がんを考える52~乳がん(再発リスク2)

発見時のステージ別・乳がんの再発リスク

サブタイプ分類のほか、発見時のステージによっても乳がんの再発リスクは変わっくる。どのようながんでも、発見が早ければ早いほど治療が簡単に済み、再発リスクも少ないことが一般的だ。乳がんでも、はっきりとその傾向がみられる。

乳がんのステージ別の生存率
ステージ分類 5年生存率 10年生存率
0期 100% 100%
Ⅰ期 98.4% 96.3%
ⅡA期 95.8% 91.5%
ⅡB期 86.4% 74.8%
ⅢA期 66.2% 52.0%
ⅢB期 71.6% 55.1%
Ⅳ期 31.0% 24.1%
<大阪労災病院「乳癌治療成績(2014年)」より>

上記の表を見ると、もっとも早期である0期・Ⅰ期の乳がんでは、ほぼ100%近くの患者さんが5年後、10年後も生存している。一方、Ⅲ期以降では明らかに生存率が低くなっていることから、再発リスクの高さがうかがえる。

乳がんが再発した場合は、「慢性疾患」として

乳がんは他のがんと比べると長く付き合わなければいけない病気だが、実際の再発例は他のがんと同じく、ほとんどが術後3年以内に集中している。ただし一部の患者では、5年後、10年後にも再発するケースがある。

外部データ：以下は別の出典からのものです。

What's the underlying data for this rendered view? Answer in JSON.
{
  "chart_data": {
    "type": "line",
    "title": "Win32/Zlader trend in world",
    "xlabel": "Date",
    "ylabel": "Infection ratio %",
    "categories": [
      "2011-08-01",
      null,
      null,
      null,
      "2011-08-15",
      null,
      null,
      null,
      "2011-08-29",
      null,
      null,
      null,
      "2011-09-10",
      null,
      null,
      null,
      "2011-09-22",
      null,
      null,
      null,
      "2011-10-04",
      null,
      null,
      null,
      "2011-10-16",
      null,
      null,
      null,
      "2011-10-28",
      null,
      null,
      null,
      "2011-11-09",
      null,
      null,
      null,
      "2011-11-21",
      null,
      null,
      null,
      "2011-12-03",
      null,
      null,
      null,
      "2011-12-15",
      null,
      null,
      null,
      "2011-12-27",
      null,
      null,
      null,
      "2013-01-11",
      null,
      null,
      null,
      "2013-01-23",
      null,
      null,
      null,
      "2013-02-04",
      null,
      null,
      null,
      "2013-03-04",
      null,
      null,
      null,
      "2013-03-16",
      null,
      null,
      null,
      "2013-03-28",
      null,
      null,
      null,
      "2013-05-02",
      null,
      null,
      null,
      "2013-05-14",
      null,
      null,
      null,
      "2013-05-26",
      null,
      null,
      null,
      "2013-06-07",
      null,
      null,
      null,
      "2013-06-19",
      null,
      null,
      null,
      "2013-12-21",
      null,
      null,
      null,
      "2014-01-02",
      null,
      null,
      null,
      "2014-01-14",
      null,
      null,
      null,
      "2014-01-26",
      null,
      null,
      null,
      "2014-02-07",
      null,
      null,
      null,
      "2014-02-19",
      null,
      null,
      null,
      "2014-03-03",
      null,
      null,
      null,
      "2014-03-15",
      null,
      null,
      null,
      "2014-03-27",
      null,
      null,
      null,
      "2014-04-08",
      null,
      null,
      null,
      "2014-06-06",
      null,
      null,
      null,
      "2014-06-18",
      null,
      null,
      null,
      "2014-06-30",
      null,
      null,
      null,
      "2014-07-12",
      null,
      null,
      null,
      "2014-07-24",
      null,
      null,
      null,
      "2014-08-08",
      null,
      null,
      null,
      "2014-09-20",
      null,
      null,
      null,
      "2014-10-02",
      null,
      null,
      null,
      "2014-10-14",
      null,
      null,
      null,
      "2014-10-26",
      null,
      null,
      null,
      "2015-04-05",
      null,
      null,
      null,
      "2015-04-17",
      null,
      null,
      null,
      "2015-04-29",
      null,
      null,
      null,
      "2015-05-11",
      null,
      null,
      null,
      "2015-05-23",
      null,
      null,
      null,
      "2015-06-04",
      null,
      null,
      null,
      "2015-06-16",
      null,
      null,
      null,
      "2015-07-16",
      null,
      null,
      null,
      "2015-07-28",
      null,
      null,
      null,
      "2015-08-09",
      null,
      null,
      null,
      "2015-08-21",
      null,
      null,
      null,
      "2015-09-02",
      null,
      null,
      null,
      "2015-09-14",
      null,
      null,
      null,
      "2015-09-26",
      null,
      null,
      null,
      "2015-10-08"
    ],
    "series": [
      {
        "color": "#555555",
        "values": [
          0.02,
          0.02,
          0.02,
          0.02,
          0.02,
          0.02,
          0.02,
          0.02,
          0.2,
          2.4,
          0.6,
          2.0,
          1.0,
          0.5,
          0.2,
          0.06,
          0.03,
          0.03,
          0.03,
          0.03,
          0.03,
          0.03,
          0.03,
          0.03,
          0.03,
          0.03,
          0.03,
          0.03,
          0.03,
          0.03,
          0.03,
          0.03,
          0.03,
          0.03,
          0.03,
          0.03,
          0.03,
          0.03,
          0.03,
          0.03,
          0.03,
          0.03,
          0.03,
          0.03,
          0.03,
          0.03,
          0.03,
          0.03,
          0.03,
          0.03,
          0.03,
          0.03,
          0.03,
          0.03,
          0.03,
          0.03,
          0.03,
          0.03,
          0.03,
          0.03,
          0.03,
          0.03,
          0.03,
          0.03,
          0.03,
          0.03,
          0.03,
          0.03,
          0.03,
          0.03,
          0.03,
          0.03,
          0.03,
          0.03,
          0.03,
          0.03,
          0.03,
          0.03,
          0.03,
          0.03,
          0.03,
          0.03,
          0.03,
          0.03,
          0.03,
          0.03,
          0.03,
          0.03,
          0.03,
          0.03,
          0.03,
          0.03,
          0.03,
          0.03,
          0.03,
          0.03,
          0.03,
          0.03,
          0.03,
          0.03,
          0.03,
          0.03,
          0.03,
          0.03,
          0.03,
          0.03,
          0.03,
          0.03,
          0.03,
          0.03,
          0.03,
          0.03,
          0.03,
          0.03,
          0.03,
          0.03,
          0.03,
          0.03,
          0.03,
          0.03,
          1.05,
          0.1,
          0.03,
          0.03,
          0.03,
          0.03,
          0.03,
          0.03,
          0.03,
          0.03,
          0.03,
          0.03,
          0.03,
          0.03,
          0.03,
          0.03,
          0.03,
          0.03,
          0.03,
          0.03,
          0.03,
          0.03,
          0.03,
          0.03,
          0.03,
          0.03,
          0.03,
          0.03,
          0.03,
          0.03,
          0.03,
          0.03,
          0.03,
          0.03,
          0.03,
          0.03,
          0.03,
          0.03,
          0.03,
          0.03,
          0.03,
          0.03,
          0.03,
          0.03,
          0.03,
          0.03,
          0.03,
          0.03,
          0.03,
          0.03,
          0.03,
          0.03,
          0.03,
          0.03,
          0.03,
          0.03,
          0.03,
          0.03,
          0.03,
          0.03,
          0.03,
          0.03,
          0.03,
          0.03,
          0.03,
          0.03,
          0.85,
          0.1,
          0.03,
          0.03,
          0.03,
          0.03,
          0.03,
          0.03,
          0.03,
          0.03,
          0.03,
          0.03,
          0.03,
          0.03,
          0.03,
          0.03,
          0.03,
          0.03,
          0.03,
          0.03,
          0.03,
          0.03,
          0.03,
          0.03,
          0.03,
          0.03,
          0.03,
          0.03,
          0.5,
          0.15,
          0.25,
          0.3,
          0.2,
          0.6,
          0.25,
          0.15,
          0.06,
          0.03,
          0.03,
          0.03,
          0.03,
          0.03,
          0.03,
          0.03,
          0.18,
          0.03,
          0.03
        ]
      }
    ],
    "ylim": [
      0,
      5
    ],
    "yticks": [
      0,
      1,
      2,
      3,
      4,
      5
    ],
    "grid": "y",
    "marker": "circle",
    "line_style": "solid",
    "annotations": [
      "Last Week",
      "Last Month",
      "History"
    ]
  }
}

たとえば元キャンディーズの田中好子さんは、最初の治療から19年も後に再発・転移した乳がんで亡くなった。「10年が一つの目安」とされている乳がんだが、実際は田中さんのように、非常に進行のゆるやかながんが長い間、体内に残る可能性もゼロではない。

しかし、再発を気にしすぎて毎日を鬱々と過ごすのは精神衛生上良くありません。初回治療で出来る限りのことをしたのであれば、あとは定期的にしっかりと経過観察の検診を受けながら、毎日を溌溂と過ごすことが一番でしょう。病は気からという通り、そのほうが体の免疫力も上がり、再発しにくい体を作ることにもつながることでしょう。

特に乳がんのように長くつき合わなければならない病いの場合、「完治」にこだわりすぎるのも問題かもしれない。たとえば糖尿病や高血圧などの生活習慣病や、ヘルニアをはじめとする整形外科の病気は、「慢性疾患」として一生をかけて付き合っていく人がほとんどです。乳がんもこれと同じように考え、万が一再発しても、慢性疾患として気長に付き合っていくことがいいと思います。

以前と違って今は、サブタイプ別の治療が進歩してきたため、乳がんの予後はかなり改善しています。亡くなった人のことが特にニュースになるだけで、実際はそれ以上に多くの患者さんが元気に生存しているのが事実です。がんに負けずに戦うという強い意志があれば、それだけ体も強くなれることを確信しています。